En Iran, le Parlement (Majlis) peut voter des lois et contrôler le gouvernement, mais une motion n’a pas la force d’une loi exécutoire.
Le système politique iranien repose sur une structure ramifiée au sein de laquelle le pouvoir religieux, incarné par le guide suprême, Ali Khamenei, domine les institutions républicaines. Dans ce système, une motion parlementaire doit être validée par le Conseil des gardiens, qui vérifie sa conformité à la Constitution et à la loi islamique, puis examinée par le Conseil suprême de sécurité nationale, qui supervise la politique nucléaire et de défense.
La décision finale revient cependant au guide suprême: sans son accord, aucune mesure stratégique ne peut être mise en œuvre. Si toutes ces étapes sont franchies, le gouvernement pourra alors réduire ou rompre la coopération avec l’AIEA.
Une coopération ancienne mais tendue
L’Iran coopère avec l’AIEA depuis les années 1950, bien avant la révolution islamique de 1979, lorsque le pays a lancé son programme nucléaire civil avec un appui occidental. Cependant, cette coopération s’est complexifiée à partir des années 2000, après des révélations sur des activités nucléaires iraniennes clandestines.
En 2003, un protocole additionnel au Traité de non-prolifération nucléaire (TNP) a été signé, permettant à l’AIEA d’effectuer des inspections renforcées sur le sol iranien.
En 2015, l’Iran a aussi conclu le Plan d’action global conjoint (PAGC), plus connu sous le nom d’accord sur le nucléaire iranien, visant à encadrer le programme nucléaire iranien, intégrant des engagements supplémentaires en matière de transparence, toujours sous la supervision de l’AIEA.
Lorsque Donald Trump s’est retiré unilatéralement de l’accord en 2018, l’Iran a progressivement réduit son respect des engagements du PAGC, tout en restant membre du TNP.
La suspension, juridiquement possible?
Depuis 1970, l’Iran est membre du Traité sur la non-prolifération des armes nucléaires (TNP), qui lui interdit de développer une bombe atomique tout en lui garantissant le droit à un usage civil de l’énergie atomique.

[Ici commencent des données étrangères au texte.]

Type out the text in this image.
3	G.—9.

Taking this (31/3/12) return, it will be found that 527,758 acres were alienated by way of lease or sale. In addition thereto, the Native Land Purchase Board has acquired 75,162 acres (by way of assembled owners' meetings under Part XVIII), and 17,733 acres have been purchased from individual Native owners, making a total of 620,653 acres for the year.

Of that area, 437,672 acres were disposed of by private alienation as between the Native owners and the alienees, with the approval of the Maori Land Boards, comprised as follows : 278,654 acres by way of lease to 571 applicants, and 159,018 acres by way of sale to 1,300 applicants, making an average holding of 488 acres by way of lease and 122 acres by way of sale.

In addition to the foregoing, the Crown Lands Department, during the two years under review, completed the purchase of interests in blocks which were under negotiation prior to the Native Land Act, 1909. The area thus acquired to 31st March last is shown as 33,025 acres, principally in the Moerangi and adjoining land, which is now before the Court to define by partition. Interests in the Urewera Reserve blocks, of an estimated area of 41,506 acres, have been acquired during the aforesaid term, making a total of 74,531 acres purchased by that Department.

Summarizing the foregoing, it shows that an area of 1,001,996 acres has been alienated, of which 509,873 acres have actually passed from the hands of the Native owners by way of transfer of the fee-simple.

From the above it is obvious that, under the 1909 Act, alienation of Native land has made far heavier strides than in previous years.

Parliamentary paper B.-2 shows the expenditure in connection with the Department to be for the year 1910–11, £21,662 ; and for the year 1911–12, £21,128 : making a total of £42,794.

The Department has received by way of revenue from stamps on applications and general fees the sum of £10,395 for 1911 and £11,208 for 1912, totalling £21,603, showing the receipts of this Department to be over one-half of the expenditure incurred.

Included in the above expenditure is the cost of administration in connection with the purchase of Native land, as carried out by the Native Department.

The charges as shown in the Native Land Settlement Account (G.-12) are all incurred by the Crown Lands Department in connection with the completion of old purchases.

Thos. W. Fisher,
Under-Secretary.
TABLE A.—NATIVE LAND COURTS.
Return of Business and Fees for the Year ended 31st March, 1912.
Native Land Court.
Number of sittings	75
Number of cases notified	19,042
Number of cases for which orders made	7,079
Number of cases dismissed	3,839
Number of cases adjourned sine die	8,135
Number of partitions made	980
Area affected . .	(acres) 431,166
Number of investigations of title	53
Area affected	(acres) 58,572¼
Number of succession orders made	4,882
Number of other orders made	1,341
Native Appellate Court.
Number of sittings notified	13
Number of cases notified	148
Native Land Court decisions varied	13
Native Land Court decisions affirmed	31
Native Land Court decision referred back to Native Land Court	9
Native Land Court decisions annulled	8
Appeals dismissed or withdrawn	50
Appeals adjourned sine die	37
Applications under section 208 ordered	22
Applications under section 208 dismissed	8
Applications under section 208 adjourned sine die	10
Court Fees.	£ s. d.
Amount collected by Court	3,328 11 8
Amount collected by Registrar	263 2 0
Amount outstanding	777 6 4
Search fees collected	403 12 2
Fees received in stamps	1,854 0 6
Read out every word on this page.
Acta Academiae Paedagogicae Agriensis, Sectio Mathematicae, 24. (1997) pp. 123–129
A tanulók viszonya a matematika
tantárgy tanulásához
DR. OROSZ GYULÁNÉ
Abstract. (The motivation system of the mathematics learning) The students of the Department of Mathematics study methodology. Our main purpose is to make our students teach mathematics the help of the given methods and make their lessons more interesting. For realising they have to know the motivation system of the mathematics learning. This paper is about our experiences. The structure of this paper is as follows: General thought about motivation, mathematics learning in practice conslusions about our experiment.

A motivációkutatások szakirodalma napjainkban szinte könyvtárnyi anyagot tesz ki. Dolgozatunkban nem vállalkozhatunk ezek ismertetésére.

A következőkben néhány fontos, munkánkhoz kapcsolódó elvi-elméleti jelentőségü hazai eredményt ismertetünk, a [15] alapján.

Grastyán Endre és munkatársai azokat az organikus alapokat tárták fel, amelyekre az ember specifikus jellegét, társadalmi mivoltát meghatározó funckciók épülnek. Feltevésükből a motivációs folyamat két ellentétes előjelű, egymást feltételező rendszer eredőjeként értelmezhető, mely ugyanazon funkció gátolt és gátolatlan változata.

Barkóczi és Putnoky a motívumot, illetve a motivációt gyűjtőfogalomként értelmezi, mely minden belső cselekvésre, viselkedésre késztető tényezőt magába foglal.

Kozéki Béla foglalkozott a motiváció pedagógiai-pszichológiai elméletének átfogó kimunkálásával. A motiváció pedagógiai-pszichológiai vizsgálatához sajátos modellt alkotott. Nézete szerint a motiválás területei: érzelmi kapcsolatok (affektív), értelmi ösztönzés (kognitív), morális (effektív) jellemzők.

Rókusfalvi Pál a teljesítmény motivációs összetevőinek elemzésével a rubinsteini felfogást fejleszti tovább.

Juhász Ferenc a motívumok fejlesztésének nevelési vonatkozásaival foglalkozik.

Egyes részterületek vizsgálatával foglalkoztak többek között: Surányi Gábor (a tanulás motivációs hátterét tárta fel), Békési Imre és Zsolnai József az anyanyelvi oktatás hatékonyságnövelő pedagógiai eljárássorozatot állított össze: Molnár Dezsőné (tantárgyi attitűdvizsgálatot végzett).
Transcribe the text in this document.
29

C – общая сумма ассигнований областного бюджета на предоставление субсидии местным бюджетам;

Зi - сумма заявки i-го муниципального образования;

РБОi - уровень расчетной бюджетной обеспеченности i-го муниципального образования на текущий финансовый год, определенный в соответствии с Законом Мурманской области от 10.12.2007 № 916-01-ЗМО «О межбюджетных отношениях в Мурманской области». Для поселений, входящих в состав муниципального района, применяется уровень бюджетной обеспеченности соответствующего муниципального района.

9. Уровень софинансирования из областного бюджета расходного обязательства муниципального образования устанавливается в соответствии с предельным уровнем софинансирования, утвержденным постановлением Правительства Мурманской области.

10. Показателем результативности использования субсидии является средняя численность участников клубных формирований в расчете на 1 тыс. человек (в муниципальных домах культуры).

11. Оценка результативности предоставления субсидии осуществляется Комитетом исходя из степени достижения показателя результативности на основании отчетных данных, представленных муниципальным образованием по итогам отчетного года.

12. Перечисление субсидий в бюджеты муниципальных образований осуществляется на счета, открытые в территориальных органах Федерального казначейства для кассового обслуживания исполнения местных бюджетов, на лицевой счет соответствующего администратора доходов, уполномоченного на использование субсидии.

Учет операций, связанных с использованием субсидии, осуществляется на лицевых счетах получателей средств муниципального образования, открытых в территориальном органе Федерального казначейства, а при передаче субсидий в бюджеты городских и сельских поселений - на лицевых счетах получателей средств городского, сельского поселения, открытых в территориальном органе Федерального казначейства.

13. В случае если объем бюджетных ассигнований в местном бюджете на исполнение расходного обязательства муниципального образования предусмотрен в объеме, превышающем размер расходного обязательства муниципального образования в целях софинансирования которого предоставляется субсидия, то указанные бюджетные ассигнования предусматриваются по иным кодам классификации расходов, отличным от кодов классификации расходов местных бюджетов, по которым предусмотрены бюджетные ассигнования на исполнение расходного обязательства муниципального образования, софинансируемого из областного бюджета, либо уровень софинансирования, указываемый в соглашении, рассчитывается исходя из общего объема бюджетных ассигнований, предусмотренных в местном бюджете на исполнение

En vertu de l’article 3 du traité, l’Iran a signé un accord de garanties avec l’AIEA, qui autorise cette dernière à inspecter ses installations nucléaires et à vérifier la nature exclusivement pacifique de ses activités. L’AIEA joue donc un rôle essentiel de surveillance, mandaté par la légalité internationale et renforcé à partir de 2003 par l’application volontaire, mais non ratifiée, du protocole additionnel, offrant un accès plus poussé à certaines installations.
Sur le plan technique, l’Iran peut limiter sa coopération avec cet organisme: refuser certaines inspections, désactiver les caméras de l’AIEA, bloquer l’accès à certains sites ou ne plus transmettre ses données nucléaires.
Il l’a déjà fait à plusieurs reprises, notamment en 2006, 2010, 2021 et 2023. Cela ne viole pas nécessairement le TNP, tant que les garanties de base restent formellement en place.
Le pays peut juridiquement réduire cette coopération, mais il ne peut pas la rompre complètement sans quitter le TNP. Or, l’article X du traité permet à un État de s’en retirer après un préavis de trois mois, en invoquant des événements qui menaceraient ses intérêts suprêmes. Mais la situation n’est pas encore arrivée à ce stade, comme ce fut le cas avec la Corée du Nord, qui s’est retirée du TNP en 2003.
Les conséquences d’une suspension effective
Si la suspension de la coopération avec l’AIEA était appliquée, Téhéran pourrait expulser les inspecteurs, interrompre la transmission des rapports techniques et désactiver les équipements de surveillance internationale. Ce serait cependant une rupture grave avec les normes internationales, aux conséquences lourdes pour la stabilité régionale et la sécurité mondiale.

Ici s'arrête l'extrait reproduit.